Ungarn: Aus dem Alltag eines Satellitenstaats

Veröffentlicht auf von Sepp Aigner



Noch in Erinnerung, wie die armen Osteuropaeer von der Sowjetunion geknechtet worden sind ? Wie die alles machen mussten, was der Kreml befahl ? Null Selbstbestimmung der Regierungen und die Bevoelkerung hatte erst recht nichts zu sagen ? Dann endlich die Freiheit ! Alle duerfen waehlen ! So richtig, zwischen verschiedenen Parteien, die fuer den Kapitalismus sind. Endlich nicht mehr bloss Parteien, die fuer den Sozialismus sind.

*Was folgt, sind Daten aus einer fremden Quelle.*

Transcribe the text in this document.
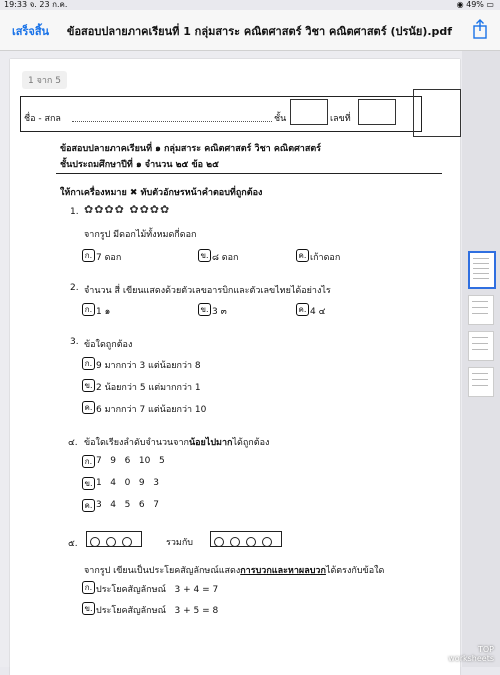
19:33 จ. 23 ก.ค.	◉ 49% ▭
เสร็จสิ้น	ข้อสอบปลายภาคเรียนที่ 1 กลุ่มสาระ คณิตศาสตร์ วิชา คณิตศาสตร์ (ปรนัย).pdf
1 จาก 5
ชื่อ - สกล	ชั้น	เลขที่
ข้อสอบปลายภาคเรียนที่ ๑ กลุ่มสาระ คณิตศาสตร์ วิชา คณิตศาสตร์
ชั้นประถมศึกษาปีที่ ๑ จำนวน ๒๕ ข้อ ๒๕
ให้กาเครื่องหมาย ✖ ทับตัวอักษรหน้าคำตอบที่ถูกต้อง
1. ✿✿✿✿ ✿✿✿✿
จากรูป มีดอกไม้ทั้งหมดกี่ดอก
ก. 7 ดอก	ข. ๘ ดอก	ค. เก้าดอก
2. จำนวน สี่ เขียนแสดงด้วยตัวเลขอารบิกและตัวเลขไทยได้อย่างไร
ก. 1 ๑	ข. 3 ๓	ค. 4 ๔
3. ข้อใดถูกต้อง
ก. 9 มากกว่า 3 แต่น้อยกว่า 8
ข. 2 น้อยกว่า 5 แต่มากกว่า 1
ค. 6 มากกว่า 7 แต่น้อยกว่า 10
๔. ข้อใดเรียงลำดับจำนวนจากน้อยไปมากได้ถูกต้อง
ก. 7   9   6   10   5
ข. 1   4   0   9   3
ค. 3   4   5   6   7
๕.	รวมกับ
จากรูป เขียนเป็นประโยคสัญลักษณ์แสดงการบวกและหาผลบวกได้ตรงกับข้อใด
ก. ประโยคสัญลักษณ์   3 + 4 = 7
ข. ประโยคสัญลักษณ์   3 + 5 = 8
TOP
worksheets
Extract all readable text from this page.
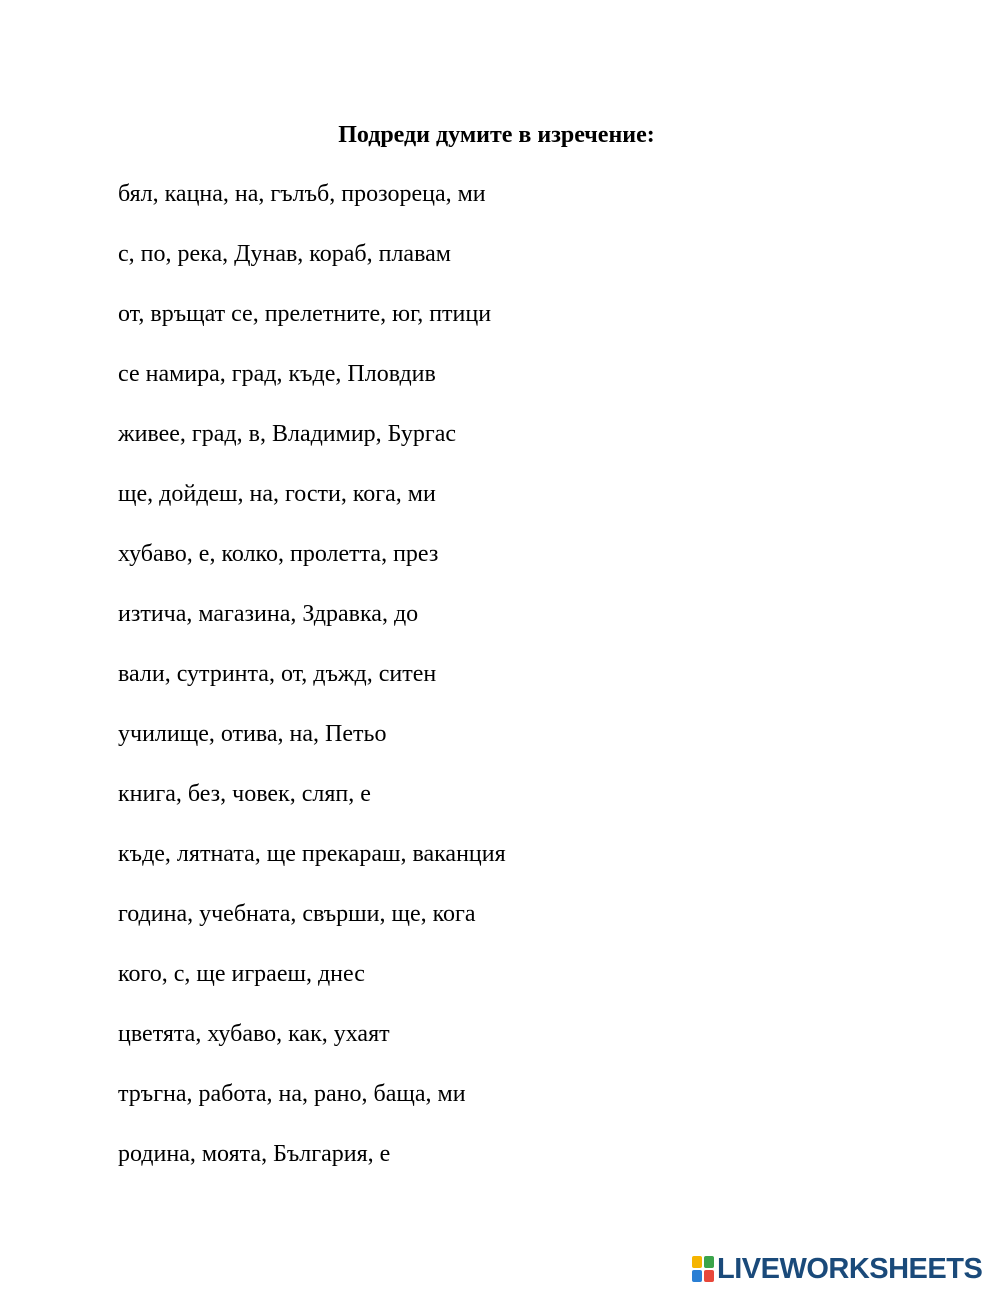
Подреди думите в изречение:
бял, кацна, на, гълъб, прозореца, ми
с, по, река, Дунав, кораб, плавам
от, връщат се, прелетните, юг, птици
се намира, град, къде, Пловдив
живее, град, в, Владимир, Бургас
ще, дойдеш, на, гости, кога, ми
хубаво, е, колко, пролетта, през
изтича, магазина, Здравка, до
вали, сутринта, от, дъжд, ситен
училище, отива, на, Петьо
книга, без, човек, сляп, е
къде, лятната, ще прекараш, ваканция
година, учебната, свърши, ще, кога
кого, с, ще играеш, днес
цветята, хубаво, как, ухаят
тръгна, работа, на, рано, баща, ми
родина, моята, България, е
LIVEWORKSHEETS
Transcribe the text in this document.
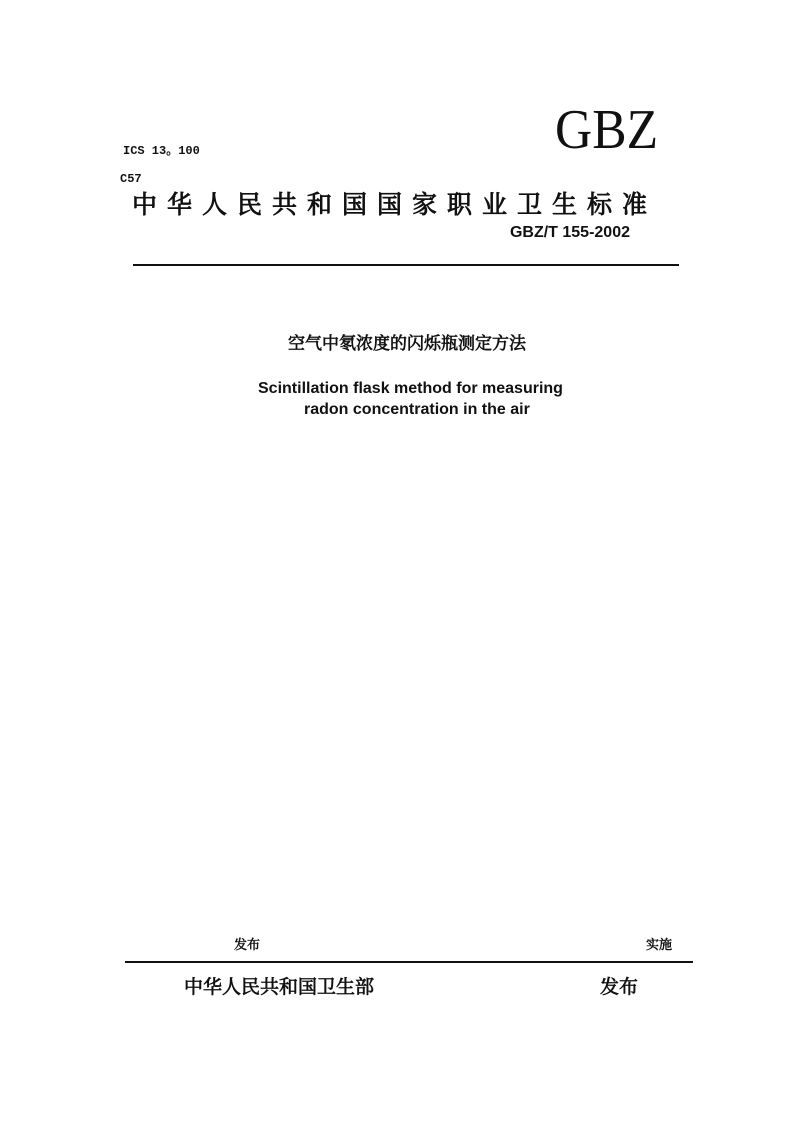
ICS 13。100	GBZ
C57
中华人民共和国国家职业卫生标准
GBZ/T 155-2002
空气中氡浓度的闪烁瓶测定方法
Scintillation flask method for measuring
radon concentration in the air
发布	实施
中华人民共和国卫生部	发布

Freilich, kein Vorteil ohne Nachteil. Grenzenlos ist die Freiheit bekanntlich nur ueber den Wolken. Zum Beispiel kommt es vor, dass die Bevoelkerung irgendeiner ungarischen Stadt ihr eigenes Wasser irgendeinem franzoesischen Konzern abkaufen muss, oder einem deutschen. Und dass die ungarische Regierung bei den maechtigeren EU-Staaten Maennchen machen muss, wenn sich irgendein ungarischer Buergermeister erdreistet , eine solche Freiheitsmission aufzukuendigen.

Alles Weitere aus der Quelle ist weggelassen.